What these trials overlooked is that it takes several years for fetal cells to “bed in” and connect properly to the recipient’s brain. Many Swedish and North American recipients improved dramatically, around three years or more after the implants – long after the trials had finished. “In the best cases, patients who had the treatment pretty much went back to normal,” says Barker.

After the fetal cells were wired up properly in their brains, they started producing the brain signalling chemical dopamine – low levels of this cause the classic Parkinson’s symptom of uncontrolled movements. In fact, the cells produced so much dopamine that many patients could stop taking their Parkinson’s drugs. “The prospect of not having to take medications for Parkinson’s is fantastic,” says James Beck of the Parkinson’s Disease Foundation in the US.

Because the early trials missed this improvement no one had received fetal brain cells since the 1990s. But the man treated at Addenbrooke’s Hospital in Cambridge on 18 May did not receive a full treatment, because the team only had enough cells to treat one half of his brain.

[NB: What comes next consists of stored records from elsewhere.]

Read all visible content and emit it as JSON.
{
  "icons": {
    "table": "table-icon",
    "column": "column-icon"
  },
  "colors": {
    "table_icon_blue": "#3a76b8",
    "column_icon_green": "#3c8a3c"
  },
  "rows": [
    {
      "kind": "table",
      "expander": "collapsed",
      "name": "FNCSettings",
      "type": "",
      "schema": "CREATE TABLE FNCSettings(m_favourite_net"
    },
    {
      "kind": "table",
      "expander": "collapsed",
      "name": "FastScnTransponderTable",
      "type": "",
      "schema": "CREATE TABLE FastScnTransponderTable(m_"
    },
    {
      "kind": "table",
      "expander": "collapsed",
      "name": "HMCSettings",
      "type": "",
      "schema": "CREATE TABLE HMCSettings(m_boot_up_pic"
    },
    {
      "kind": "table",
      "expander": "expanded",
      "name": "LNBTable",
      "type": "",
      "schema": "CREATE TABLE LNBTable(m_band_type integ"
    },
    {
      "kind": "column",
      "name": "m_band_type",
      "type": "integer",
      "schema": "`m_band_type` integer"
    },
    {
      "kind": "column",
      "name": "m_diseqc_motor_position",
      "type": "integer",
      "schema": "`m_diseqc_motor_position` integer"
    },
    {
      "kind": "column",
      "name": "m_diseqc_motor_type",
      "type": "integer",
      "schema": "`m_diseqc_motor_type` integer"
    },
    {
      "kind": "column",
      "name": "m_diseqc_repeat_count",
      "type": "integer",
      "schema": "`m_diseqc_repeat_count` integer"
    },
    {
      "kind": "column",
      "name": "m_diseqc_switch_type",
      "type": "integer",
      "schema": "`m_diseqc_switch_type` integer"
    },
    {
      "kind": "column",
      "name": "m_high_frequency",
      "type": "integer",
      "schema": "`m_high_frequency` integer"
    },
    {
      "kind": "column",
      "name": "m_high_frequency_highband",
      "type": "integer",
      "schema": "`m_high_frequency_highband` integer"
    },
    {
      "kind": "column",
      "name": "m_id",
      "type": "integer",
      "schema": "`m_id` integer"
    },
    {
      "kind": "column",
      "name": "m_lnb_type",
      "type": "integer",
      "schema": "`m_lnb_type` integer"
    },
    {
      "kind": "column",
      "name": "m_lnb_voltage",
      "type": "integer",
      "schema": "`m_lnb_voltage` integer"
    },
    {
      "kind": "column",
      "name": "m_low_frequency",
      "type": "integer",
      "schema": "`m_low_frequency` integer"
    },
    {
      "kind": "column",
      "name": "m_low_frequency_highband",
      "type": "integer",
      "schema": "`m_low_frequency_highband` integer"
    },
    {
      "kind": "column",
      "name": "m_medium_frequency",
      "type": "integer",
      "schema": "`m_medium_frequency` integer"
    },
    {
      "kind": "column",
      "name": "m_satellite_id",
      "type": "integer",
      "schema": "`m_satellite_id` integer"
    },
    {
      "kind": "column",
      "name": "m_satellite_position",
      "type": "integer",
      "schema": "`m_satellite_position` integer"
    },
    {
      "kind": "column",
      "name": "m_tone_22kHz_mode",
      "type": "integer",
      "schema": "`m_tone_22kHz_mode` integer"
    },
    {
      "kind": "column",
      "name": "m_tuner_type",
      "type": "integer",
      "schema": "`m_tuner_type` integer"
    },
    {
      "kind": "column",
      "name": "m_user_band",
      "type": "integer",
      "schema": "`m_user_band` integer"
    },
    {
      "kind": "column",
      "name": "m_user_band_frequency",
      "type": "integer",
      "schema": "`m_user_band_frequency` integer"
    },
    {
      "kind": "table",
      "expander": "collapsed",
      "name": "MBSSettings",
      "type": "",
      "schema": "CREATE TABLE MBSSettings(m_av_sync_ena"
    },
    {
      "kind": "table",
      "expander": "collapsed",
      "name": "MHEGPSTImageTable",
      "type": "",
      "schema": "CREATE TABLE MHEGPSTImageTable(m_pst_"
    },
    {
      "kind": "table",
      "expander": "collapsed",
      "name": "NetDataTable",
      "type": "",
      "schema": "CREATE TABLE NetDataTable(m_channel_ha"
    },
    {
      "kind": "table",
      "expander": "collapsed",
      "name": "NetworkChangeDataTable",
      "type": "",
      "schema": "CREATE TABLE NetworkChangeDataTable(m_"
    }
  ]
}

The transplant depends on fetal cell donations from women terminating pregnancies, so the researchers don’t know when cells are likely to be available. It takes cells from at least three fetuses to treat each half of the brain, and four earlier attempts to treat the same man had to be stopped due to a lack of cells.

Lack of cells

But Barker hopes to treat the other half of the man’s brain soon. “We would expect that if we do both sides, he will see an improvement in around six months to a year,” says Barker. But the maximum benefits are predicted to happen in three to five years’ time, and should then be sustained for more than a decade, he says.

The team plans to test the treatment in a further 19 people, in a trial split between Cambridge and Sweden.

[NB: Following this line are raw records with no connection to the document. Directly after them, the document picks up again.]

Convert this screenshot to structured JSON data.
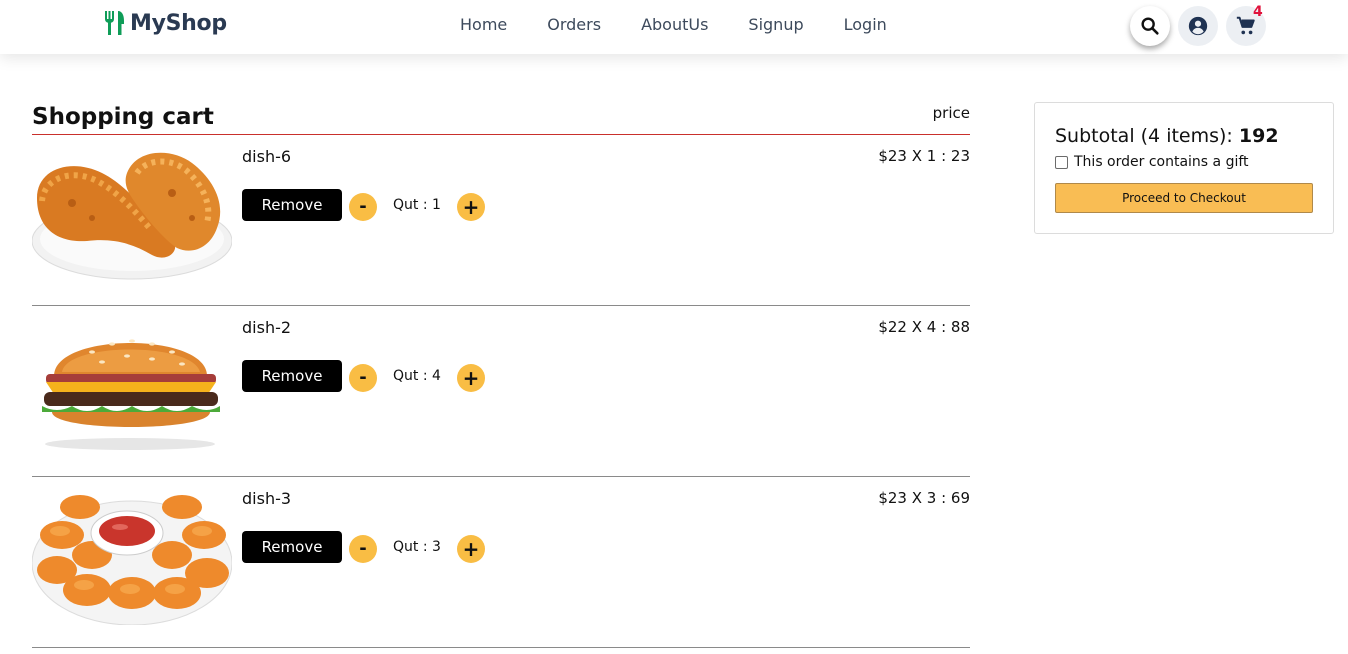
{
  "colors": {
    "accent_green": "#0f9d58",
    "brand_text": "#2a3a52",
    "qty_button": "#f9bd44",
    "remove_button": "#000000",
    "badge": "#e0123b",
    "checkout": "#f9bd54",
    "divider_red": "#c9302c"
  },
  "brand": {
    "name": "MyShop",
    "icon": "fork-knife-icon"
  },
  "nav": {
    "links": [
      "Home",
      "Orders",
      "AboutUs",
      "Signup",
      "Login"
    ]
  },
  "header_icons": {
    "search": "search-icon",
    "account": "account-circle-icon",
    "cart": "shopping-cart-icon",
    "cart_count": "4"
  },
  "cart": {
    "title": "Shopping cart",
    "price_label": "price",
    "items": [
      {
        "name": "dish-6",
        "price_text": "$23 X 1 : 23",
        "remove_label": "Remove",
        "minus_label": "-",
        "plus_label": "+",
        "qty_text": "Qut : 1",
        "image": "fried-chicken"
      },
      {
        "name": "dish-2",
        "price_text": "$22 X 4 : 88",
        "remove_label": "Remove",
        "minus_label": "-",
        "plus_label": "+",
        "qty_text": "Qut : 4",
        "image": "burger"
      },
      {
        "name": "dish-3",
        "price_text": "$23 X 3 : 69",
        "remove_label": "Remove",
        "minus_label": "-",
        "plus_label": "+",
        "qty_text": "Qut : 3",
        "image": "chicken-nuggets"
      }
    ]
  },
  "summary": {
    "subtotal_label": "Subtotal (4 items): ",
    "subtotal_value": "192",
    "gift_label": "This order contains a gift",
    "gift_checked": false,
    "checkout_label": "Proceed to Checkout"
  }
}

Barker sees the revival of the technique as a stepping stone to injecting dopamine-producing cells made by stem cells (see “Stem cells – the next step” below). Trials of such treatments are expected as early as 2017, and Barker hopes lessons learned from the fetal cell transplants will guide how to apply and assess them once they are ready.

“We are now on the road towards a 2.0 version of the cell therapy paradigm,” says Lorenz Studer of the Memorial Sloan Kettering Cancer Center in New York. He thinks future treatment will eventually involve the use of dopamine neurons that come from stem cells rather than fetal cells, which will permanently resolve the supply problem.

Members of the Parkinson’s Disease Global Force met in New York last week to discuss the progress of this stem cell work. When Barker announced that his team’s first patient had just left the operating theatre, the meeting’s attendees burst into spontaneous applause.

“There’s a real sense within the community that this is a collaborative effort to make cell treatments work, and that there’s real potential to change the lives of hundreds of people worldwide,” said Barker.

Stem cells – the next step

The team behind the fetal cell treatment (main story) hopes it will pave the way for bespoke stem cell treatments to replace the missing dopamine in people with Parkinson’s disease. Rather than relying on fetal cells, these stem cell treatments could in theory be made to order.

Four teams – two in Europe and two in the US – have managed to make neurons from embryonic stem cells and all are hoping to use them to treat people with Parkinson’s. Unlike fetal cells, these stem cells can provide a limitless supply of neurons because they can divide many times.

Meanwhile in Japan, researchers are using “induced pluripotent” stem cells to make dopamine-producing cells. Unlike embryonic stem cells, such iPS cells can be created from an adult’s ordinary body tissues.

Roger Barker of the University of Cambridge says all these teams are now gearing up to test their cells in patients, hoping to begin in 2017.